02 April 2013 16:20 [Source: ICIS news]
By Nigel Davis
LONDON (ICIS)--Chemical companies in Europe have a lot to fix and players in Asia want to match the efficiencies and business practices they see in the west.
These twin factors, at least, are expected to drive chemicals merger and acquisition (M&A) activity in the near term.
Europe’s weak economic environment and uncertain industrial outlook are prompting more corporate restructuring. Portfolios are being realigned with added value specialities largely the target.
And there are many relatively new medium-sized chemical companies in China wanting to compete more effectively in a tougher international environment. One way or another they need to acquire the tools to do the job.
The number of M&A deals in chemicals last year was, perhaps surprisingly, only just under the number in 2011 and not far from the peak seen in 2008.
Data from M&A advisors The Valence Group show that the number of announced transactions in 2012 matched those in 2006. In terms of value, chemicals M&A deal making was relatively flat in 2012 compared with 2011.
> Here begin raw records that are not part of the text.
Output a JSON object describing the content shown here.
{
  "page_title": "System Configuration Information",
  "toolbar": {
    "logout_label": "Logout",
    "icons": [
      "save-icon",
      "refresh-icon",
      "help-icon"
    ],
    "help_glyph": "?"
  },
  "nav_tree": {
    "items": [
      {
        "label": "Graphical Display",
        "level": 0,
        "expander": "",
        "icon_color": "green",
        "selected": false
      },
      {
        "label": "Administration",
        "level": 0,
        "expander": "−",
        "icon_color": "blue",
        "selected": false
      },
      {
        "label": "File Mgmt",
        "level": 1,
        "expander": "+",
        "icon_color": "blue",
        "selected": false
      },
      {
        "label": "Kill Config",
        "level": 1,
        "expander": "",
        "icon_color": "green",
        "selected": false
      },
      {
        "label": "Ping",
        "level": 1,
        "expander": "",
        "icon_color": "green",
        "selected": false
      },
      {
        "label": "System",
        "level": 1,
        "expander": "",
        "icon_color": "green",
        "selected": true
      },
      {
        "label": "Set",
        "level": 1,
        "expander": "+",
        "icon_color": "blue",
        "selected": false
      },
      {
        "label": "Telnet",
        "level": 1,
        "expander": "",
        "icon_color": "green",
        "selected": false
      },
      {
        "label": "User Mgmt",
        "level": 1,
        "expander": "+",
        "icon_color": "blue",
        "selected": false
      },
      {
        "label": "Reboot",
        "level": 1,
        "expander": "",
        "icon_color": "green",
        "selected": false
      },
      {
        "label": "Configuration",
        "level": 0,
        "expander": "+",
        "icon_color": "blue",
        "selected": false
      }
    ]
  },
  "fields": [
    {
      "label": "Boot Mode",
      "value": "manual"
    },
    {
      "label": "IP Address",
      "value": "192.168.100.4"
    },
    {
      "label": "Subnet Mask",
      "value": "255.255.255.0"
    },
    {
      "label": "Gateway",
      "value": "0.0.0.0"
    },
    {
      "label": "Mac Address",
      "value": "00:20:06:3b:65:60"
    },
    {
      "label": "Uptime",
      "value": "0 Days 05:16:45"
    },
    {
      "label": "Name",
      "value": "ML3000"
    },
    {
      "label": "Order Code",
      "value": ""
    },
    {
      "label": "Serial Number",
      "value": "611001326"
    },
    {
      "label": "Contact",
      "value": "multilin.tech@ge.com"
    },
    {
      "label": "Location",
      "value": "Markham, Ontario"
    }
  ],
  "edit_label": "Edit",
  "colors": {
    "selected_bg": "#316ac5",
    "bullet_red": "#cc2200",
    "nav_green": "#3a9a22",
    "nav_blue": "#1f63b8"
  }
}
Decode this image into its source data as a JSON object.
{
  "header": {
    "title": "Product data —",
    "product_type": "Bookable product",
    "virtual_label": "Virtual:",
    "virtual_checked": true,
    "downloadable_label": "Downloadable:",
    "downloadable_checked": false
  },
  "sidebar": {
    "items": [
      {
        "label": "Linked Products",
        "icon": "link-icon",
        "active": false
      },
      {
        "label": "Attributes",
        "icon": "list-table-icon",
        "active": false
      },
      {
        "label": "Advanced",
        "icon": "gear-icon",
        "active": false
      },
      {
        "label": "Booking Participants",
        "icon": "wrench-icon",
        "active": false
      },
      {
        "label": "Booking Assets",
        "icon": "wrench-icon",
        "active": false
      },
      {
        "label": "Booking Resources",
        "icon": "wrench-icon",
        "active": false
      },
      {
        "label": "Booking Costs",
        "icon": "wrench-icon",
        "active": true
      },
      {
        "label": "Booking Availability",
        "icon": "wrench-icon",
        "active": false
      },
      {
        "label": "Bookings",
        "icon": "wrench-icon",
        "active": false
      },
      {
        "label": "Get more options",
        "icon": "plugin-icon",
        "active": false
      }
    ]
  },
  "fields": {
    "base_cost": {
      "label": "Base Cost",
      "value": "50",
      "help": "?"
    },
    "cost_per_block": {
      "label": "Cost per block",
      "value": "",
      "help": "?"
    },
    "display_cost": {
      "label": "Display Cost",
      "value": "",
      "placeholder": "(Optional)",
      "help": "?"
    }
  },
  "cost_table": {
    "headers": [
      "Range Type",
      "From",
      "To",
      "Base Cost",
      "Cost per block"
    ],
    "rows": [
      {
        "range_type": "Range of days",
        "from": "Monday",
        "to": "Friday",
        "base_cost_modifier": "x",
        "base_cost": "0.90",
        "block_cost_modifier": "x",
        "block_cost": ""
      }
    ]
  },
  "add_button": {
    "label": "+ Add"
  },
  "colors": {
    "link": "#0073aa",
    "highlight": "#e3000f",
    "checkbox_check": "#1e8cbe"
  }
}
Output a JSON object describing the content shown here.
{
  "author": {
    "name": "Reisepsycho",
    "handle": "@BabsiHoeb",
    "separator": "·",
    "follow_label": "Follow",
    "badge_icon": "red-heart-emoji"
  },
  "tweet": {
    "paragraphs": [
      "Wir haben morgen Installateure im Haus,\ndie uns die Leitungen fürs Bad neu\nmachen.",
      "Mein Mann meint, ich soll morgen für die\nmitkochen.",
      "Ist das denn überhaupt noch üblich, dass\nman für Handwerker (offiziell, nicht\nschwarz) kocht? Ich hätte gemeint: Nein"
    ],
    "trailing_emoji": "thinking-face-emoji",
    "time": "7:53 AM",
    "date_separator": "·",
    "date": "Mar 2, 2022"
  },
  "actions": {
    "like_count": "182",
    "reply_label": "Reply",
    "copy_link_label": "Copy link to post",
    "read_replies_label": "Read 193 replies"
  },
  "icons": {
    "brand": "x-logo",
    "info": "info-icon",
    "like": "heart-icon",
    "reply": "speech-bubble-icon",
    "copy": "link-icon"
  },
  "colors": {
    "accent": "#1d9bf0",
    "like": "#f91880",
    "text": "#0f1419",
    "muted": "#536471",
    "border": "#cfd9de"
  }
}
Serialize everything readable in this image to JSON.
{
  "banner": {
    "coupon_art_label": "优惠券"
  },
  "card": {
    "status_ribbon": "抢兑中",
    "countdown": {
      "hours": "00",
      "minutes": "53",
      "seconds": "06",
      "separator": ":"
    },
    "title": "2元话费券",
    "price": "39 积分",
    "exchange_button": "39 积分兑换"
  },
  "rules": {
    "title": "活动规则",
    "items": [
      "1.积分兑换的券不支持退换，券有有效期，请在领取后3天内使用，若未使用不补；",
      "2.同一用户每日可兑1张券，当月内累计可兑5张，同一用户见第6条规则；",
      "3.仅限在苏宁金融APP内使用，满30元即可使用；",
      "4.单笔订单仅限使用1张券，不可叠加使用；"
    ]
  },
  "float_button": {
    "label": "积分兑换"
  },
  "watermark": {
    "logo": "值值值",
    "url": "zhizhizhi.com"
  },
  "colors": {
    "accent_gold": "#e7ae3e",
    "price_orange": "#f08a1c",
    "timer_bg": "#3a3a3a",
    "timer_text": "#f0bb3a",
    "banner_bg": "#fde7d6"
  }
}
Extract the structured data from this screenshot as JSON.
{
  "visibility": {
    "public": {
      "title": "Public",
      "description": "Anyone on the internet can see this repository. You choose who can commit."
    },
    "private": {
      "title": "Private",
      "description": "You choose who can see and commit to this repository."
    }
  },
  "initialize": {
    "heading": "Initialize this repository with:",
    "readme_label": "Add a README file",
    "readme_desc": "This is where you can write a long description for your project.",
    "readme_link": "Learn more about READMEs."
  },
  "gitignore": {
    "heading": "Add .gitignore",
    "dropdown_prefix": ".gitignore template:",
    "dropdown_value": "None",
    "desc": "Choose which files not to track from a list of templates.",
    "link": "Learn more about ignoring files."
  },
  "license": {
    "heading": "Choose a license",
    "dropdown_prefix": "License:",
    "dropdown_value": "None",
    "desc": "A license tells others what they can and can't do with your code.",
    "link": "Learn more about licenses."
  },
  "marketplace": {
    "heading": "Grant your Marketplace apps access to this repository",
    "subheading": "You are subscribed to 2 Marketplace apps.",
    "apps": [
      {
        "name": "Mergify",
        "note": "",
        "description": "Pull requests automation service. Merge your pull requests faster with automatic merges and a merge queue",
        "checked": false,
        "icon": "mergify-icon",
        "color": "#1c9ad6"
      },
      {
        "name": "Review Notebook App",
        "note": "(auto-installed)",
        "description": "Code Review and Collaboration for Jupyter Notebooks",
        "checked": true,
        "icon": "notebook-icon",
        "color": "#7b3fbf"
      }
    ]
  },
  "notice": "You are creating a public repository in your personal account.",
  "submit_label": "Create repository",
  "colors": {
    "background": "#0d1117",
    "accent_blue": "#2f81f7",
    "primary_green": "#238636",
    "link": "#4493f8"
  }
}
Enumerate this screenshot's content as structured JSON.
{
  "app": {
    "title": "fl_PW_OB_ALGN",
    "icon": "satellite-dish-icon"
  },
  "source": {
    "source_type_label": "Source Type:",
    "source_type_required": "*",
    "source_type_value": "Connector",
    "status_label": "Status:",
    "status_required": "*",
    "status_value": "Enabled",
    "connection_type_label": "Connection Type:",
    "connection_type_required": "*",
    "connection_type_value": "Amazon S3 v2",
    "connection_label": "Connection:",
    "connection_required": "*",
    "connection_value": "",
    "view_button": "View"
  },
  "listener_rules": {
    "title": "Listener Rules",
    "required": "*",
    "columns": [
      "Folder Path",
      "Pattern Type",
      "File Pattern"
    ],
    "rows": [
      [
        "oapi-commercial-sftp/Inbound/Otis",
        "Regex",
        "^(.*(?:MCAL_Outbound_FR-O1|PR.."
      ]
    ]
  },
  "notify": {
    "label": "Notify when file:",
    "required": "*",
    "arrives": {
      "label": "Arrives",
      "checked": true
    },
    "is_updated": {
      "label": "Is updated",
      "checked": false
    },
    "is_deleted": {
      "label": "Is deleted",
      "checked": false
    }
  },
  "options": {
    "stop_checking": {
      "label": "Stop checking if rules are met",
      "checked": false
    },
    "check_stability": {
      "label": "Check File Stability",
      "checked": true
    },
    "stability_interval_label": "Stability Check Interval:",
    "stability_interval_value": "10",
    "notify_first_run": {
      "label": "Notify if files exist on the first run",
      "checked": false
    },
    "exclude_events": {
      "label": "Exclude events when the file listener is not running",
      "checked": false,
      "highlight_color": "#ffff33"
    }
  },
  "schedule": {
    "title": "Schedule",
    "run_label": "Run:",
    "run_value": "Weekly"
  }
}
Many chemical companies have the cash available to do the deal so it is economic and industry uncertainty, largely, alongside opportunity, that is holding them back.
It looked at times last year as if chemical industry M&A activity had stalled as Asia economic and industrial growth slowed and the EU remained constrained by the sovereign debt crisis.
Only in the US were financing conditions favourable enough and the outlook (for the chemical industry) good enough to prompt a healthy run of deals.
In 2013 we can expect much of the same, with the US market in terms of chemicals M&A probably back to where it was before the financial crisis.
There were 64 chemical sector deals with a value greater than $100m announced last year compared with 85 in 2007 and 60 in 2008, data from the Valence Group show.
The company records a much larger number of announced deals in the sector many with undisclosed value.
The big deals were lacking – just 14 deals with a value of more than $1bn in 2012 compared with 20 in 2007 – but that reflects the state of the market: widespread economic and industry uncertainty, and the need to protect cash flows.
The sector’s biggest companies, currently, appear to be happier to build strength in particular areas of business and consequently seem more interested in concluding lower value deals.
That having been said, transactions related to agriculture in one way or another have been dominant over the past year with ICIS recording a great many.
Chemical companies based in Germany, the US and Japan were active in M&A last year which might be expected given the size of their respective national industries.
The data show that activity inbound to Asia was quite strong with western firms keen to secure growth.
“The corporate world has to get growth, and where is the growth – it has to be Asia,” The Valence Group partner Kirk McIntosh says. “Bulk chemicals and intermediates growth prospects in the west are fairly limited.”
And while big players in the industry have been active in Asia for some time, there are many medium-to-small sized companies in the west that as yet do not have a coherent Asia strategy.
Inter-Asia M&A activity is fairly limited, as is M&A activity outbound from Asia but the latter situation is changing.
“As you move up the value chain you cannot just manufacture products," McIntosh says. “There is a service element.”
Even the largest chemical companies in the world struggle with this aspect of increasingly sophisticated, or customer-focused businesses, where the service element potentially offers a competitive advantage.
So a significant driver for M&A by growing China players, not the well-versed, state-controlled companies, is broadly the acquisition of technology and market access.
Western companies, for instance, have fundamental process knowhow that is attractive to producers from China and elsewhere.
And small-to-medium sized chemical companies in China want to cut costs and become more competitive because they operate in high cost markets. China players tend to be focused on production but there are many sub-sectors of the chemical industry where quality and reliability are essential. And building that quality and reliability within an organisation is not easy.
The Valence group has noted before the trends towards more chemicals M&A involving Asia players. Many are seeking process technologies and business process expertise.
Some firms have yet to find their feet in the market and be comfortable in the bidding process but there is no doubt that their desire to do deals is becoming stronger.